Regardless of the process, the organization, the purpose of the analysis, etc. typically the cost-benefit analysis approach needs to include the following steps:
- Potential alternatives which need to be evaluated by the decision makers
- Brainstorming all the costs involved in the decisions (direct, indirect, soft, opportunity costs…)
- Categorizing and listing all the costs for the alternatives for easy comparison
- Brainstorming all the benefits and change in benefits by selecting one decision over another including non-financial benefits such as reputation, branding, customer satisfaction, product advantage, core capacity, differentiators, safety issues, legal issues, etc.
- For long-term projects adjust financial data by using time value of money
- At this point you should be able to build a spreadsheet table where you have all the costs and benefits in column A and various alternatives in row 1. This allows you to populate and compare everything in one place.
- Evaluate and compare the financial and nonfinancial costs and benefits and make a decision based on the top priorities for your business.
What is cost-benefit analysis?
CBA is a business approach to quantifying and comparing the costs and the benefits of a particular business project, initiative, program, improvement and any type of potential change in the organization. Eventually, any change in the way we do business like restructuring, reorganizing, process improvement, investment, etc. requires certain level of investment and risk while offering change in the existing cost structure and certain benefits.
When analyzing a single project or initiative the cost-benefit analysis is focused primarily on comparing the cost on one side and benefits in the other and estimating which side has a higher value. On the other hand, when evaluating multiple projects organizations rank and compare the potential CBA outcomes.
Is CBA just a number game?
While theoretically this approach should be number-based and fact-based in reality various perspectives must be considered to make the right decisions including many which are hard to quantity.
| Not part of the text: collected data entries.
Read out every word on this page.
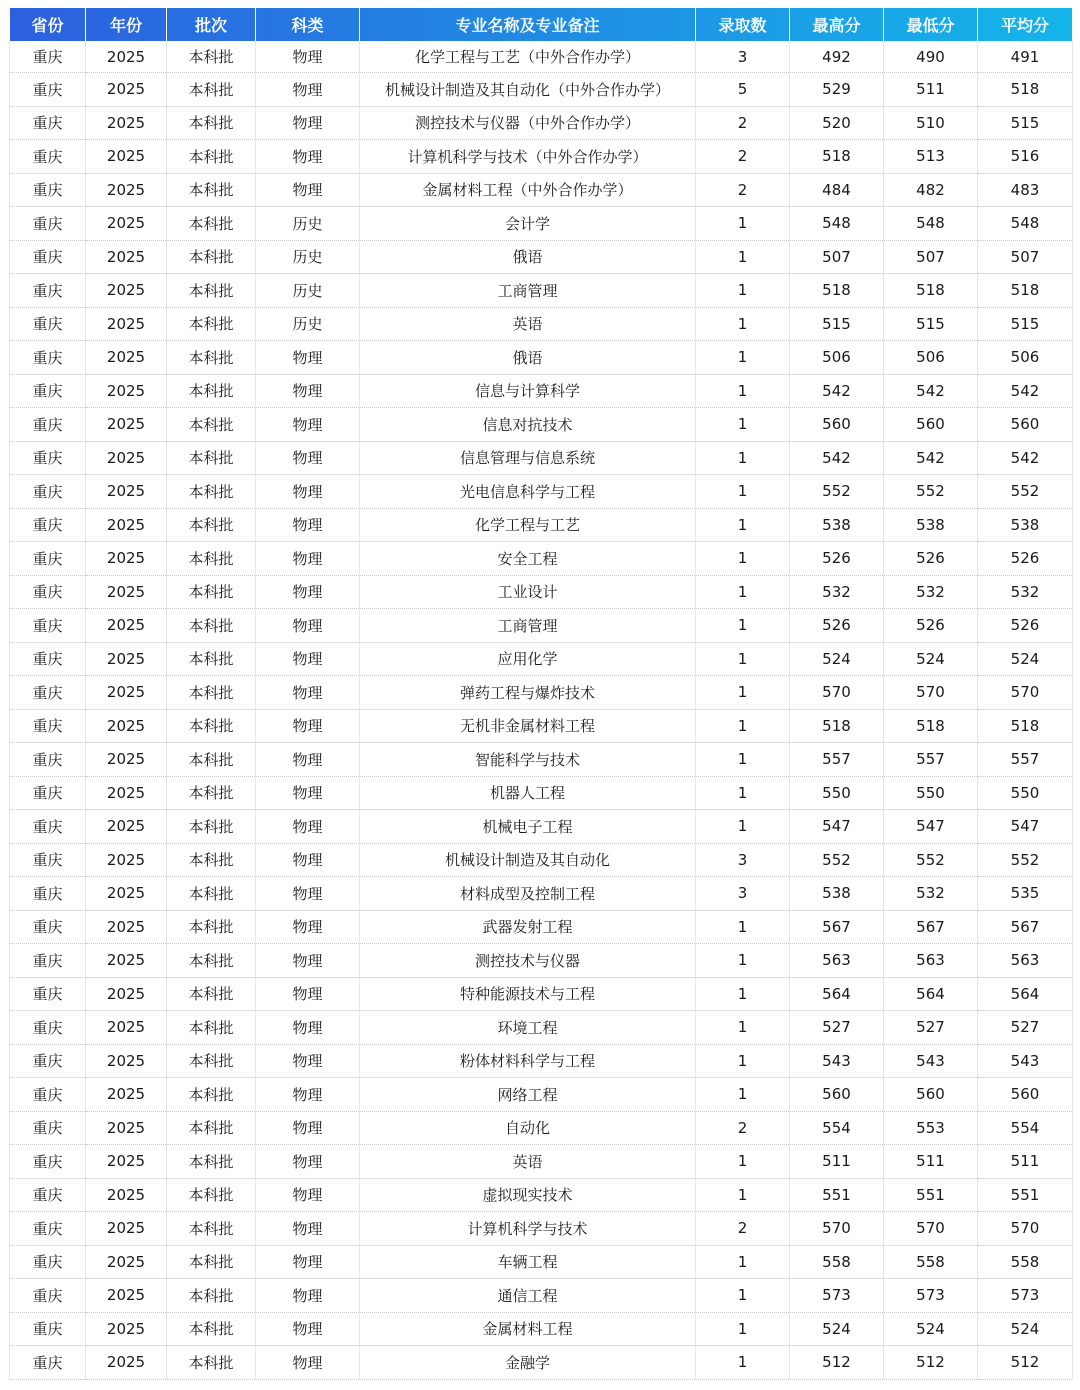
省份	年份	批次	科类	专业名称及专业备注	录取数	最高分	最低分	平均分
重庆	2025	本科批	物理	化学工程与工艺（中外合作办学）	3	492	490	491
重庆	2025	本科批	物理	机械设计制造及其自动化（中外合作办学）	5	529	511	518
重庆	2025	本科批	物理	测控技术与仪器（中外合作办学）	2	520	510	515
重庆	2025	本科批	物理	计算机科学与技术（中外合作办学）	2	518	513	516
重庆	2025	本科批	物理	金属材料工程（中外合作办学）	2	484	482	483
重庆	2025	本科批	历史	会计学	1	548	548	548
重庆	2025	本科批	历史	俄语	1	507	507	507
重庆	2025	本科批	历史	工商管理	1	518	518	518
重庆	2025	本科批	历史	英语	1	515	515	515
重庆	2025	本科批	物理	俄语	1	506	506	506
重庆	2025	本科批	物理	信息与计算科学	1	542	542	542
重庆	2025	本科批	物理	信息对抗技术	1	560	560	560
重庆	2025	本科批	物理	信息管理与信息系统	1	542	542	542
重庆	2025	本科批	物理	光电信息科学与工程	1	552	552	552
重庆	2025	本科批	物理	化学工程与工艺	1	538	538	538
重庆	2025	本科批	物理	安全工程	1	526	526	526
重庆	2025	本科批	物理	工业设计	1	532	532	532
重庆	2025	本科批	物理	工商管理	1	526	526	526
重庆	2025	本科批	物理	应用化学	1	524	524	524
重庆	2025	本科批	物理	弹药工程与爆炸技术	1	570	570	570
重庆	2025	本科批	物理	无机非金属材料工程	1	518	518	518
重庆	2025	本科批	物理	智能科学与技术	1	557	557	557
重庆	2025	本科批	物理	机器人工程	1	550	550	550
重庆	2025	本科批	物理	机械电子工程	1	547	547	547
重庆	2025	本科批	物理	机械设计制造及其自动化	3	552	552	552
重庆	2025	本科批	物理	材料成型及控制工程	3	538	532	535
重庆	2025	本科批	物理	武器发射工程	1	567	567	567
重庆	2025	本科批	物理	测控技术与仪器	1	563	563	563
重庆	2025	本科批	物理	特种能源技术与工程	1	564	564	564
重庆	2025	本科批	物理	环境工程	1	527	527	527
重庆	2025	本科批	物理	粉体材料科学与工程	1	543	543	543
重庆	2025	本科批	物理	网络工程	1	560	560	560
重庆	2025	本科批	物理	自动化	2	554	553	554
重庆	2025	本科批	物理	英语	1	511	511	511
重庆	2025	本科批	物理	虚拟现实技术	1	551	551	551
重庆	2025	本科批	物理	计算机科学与技术	2	570	570	570
重庆	2025	本科批	物理	车辆工程	1	558	558	558
重庆	2025	本科批	物理	通信工程	1	573	573	573
重庆	2025	本科批	物理	金属材料工程	1	524	524	524
重庆	2025	本科批	物理	金融学	1	512	512	512
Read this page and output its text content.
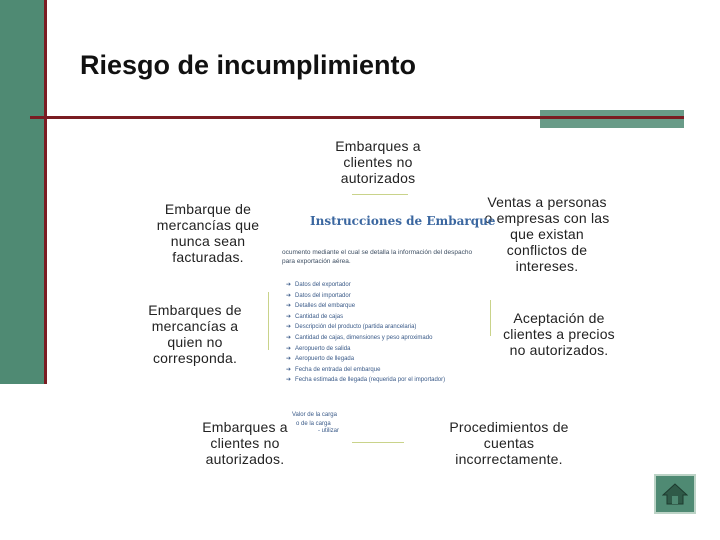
Riesgo de incumplimiento
Embarques a clientes no autorizados
Embarque de mercancías que nunca sean facturadas.
Embarques de mercancías a quien no corresponda.
Embarques a clientes no autorizados.
Ventas a personas o empresas con las que existan conflictos de intereses.
Aceptación de clientes a precios no autorizados.
Procedimientos de cuentas incorrectamente.
Instrucciones de Embarque
ocumento mediante el cual se detalla la información del despacho para exportación aérea.
➔ Datos del exportador
➔ Datos del importador
➔ Detalles del embarque
➔ Cantidad de cajas
➔ Descripción del producto (partida arancelaria)
➔ Cantidad de cajas, dimensiones y peso aproximado
➔ Aeropuerto de salida
➔ Aeropuerto de llegada
➔ Fecha de entrada del embarque
➔ Fecha estimada de llegada (requerida por el importador)
Valor de la carga
o de la carga
- utilizar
Types of cost which should be considered in cost / benefit evaluation:
- Fixed cost – does this initiative impacts the current fixed cost?
- Variable cost – will this project change the existing variable costs in our business?
- Step cost – Do we expect shift in out step cost?
- ABC – Will this change impact the existing activities in our business and influence the existing ABC structure?
- Opportunity cost – What do we sacrifice / lose / risk by implementing this change?
Types of benefits
– Financial benefit – Financial gains are quantified and compared directly to the costs.
– Strategic benefit – Would this project create additional strategic benefit for the company?
– Branding / Marketing Benefit – Will this change improve the current positioning of the business in the marketplace?
– Productivity / efficiency / time saving benefit – Would this change improve our productivity?
– Other benefits to be considered – legal, intellectual, environmental, competitiveness, competence, expertise, etc.
Calculating the relevant costs
By considering the comments and the categories listed above you are aware that what sounds theoretically simple in reality is not straightforward and easy to do. However many business people add additional complexity to this approach by overanalyzing and including many variables which are not relevant (factors which don’t really change regardless of the decision made).
Try to keep the analysis as simple as possible by listing only the major variables which have a significant impact on your business because those variables need to influence your decision.
How relevant is the outcome of your analysis?
Depending on the type of the initiative or project under evaluation the results of your analysis will have different impact on the final decision. The higher in your organization the final decision is being made more intangible factors will have the impact on the final decision. For example, the CEO of your company may be more interested in factors other than tangible numbers.